The hall of fame, any hall of fame, is an odd thing. On one hand, it celebrates the status quo and scarcity. On the other, it’s a mark of transitions, evolution and diversity. The people inducted into Cooperstown or some other hall of fame in 2021 probably don’t look or act the way the founders of that institution imagined.
The Rock and Roll Hall of Fame is accepting votes right now, and Fela Kuti is up against Iron Maiden and other stalwarts of the genre.
And his nomination helps us understand what Scott Page means when he talks about the value of diversity within organizations. There are no all-clarinet orchestras because the combination of instruments is precisely why orchestras work.

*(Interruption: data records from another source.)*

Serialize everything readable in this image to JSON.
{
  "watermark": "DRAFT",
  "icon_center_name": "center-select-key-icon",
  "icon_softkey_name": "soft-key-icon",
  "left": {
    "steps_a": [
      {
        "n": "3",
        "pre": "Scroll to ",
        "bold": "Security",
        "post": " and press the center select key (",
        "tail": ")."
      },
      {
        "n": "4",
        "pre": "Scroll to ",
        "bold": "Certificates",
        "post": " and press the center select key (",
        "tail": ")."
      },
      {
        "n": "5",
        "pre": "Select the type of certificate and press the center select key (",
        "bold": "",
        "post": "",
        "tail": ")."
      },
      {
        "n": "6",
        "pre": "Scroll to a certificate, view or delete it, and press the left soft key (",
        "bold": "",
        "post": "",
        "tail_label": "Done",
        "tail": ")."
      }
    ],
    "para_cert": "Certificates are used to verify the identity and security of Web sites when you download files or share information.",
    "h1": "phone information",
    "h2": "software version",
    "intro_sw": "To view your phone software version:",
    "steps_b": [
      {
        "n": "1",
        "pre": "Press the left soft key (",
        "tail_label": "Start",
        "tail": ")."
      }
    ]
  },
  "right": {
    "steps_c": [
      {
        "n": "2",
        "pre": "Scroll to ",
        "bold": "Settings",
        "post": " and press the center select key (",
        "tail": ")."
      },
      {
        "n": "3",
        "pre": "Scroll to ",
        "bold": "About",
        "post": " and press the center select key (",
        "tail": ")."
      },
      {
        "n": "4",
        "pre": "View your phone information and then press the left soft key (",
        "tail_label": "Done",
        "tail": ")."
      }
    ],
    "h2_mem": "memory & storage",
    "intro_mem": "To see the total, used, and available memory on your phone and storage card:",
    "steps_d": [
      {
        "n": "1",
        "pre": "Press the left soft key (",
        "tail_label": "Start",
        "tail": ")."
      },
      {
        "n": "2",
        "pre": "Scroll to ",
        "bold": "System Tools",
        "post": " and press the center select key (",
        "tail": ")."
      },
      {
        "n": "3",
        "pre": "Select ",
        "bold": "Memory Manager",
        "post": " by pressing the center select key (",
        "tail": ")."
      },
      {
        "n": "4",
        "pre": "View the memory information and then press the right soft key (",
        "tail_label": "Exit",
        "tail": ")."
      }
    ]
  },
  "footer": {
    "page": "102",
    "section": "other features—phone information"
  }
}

Pythagoras discovered the fifth hammer, the one that doesn’t sound quite like the others–and that is the hammer that makes the chord work.
Fela Kuti was from a country 2/3 the size of the USA, and yet Nigeria has few musical stars in the US. His impact can be felt in just about all the music we hear, because his music was different, singular and remarkable.
If some of the musicians in the Hall had never existed, rock and roll would not be that different. There are easily available substitutes. But sometimes, a skilled, passionate and talented voice changes things.
Change can happen when a person’s contribution is unanticipated and boundary-stretching. As Carole King’s was. As Fela Kuti’s was.
Change isn’t easy to recognize as it’s arriving, but it’s impossible to forget once it’s here.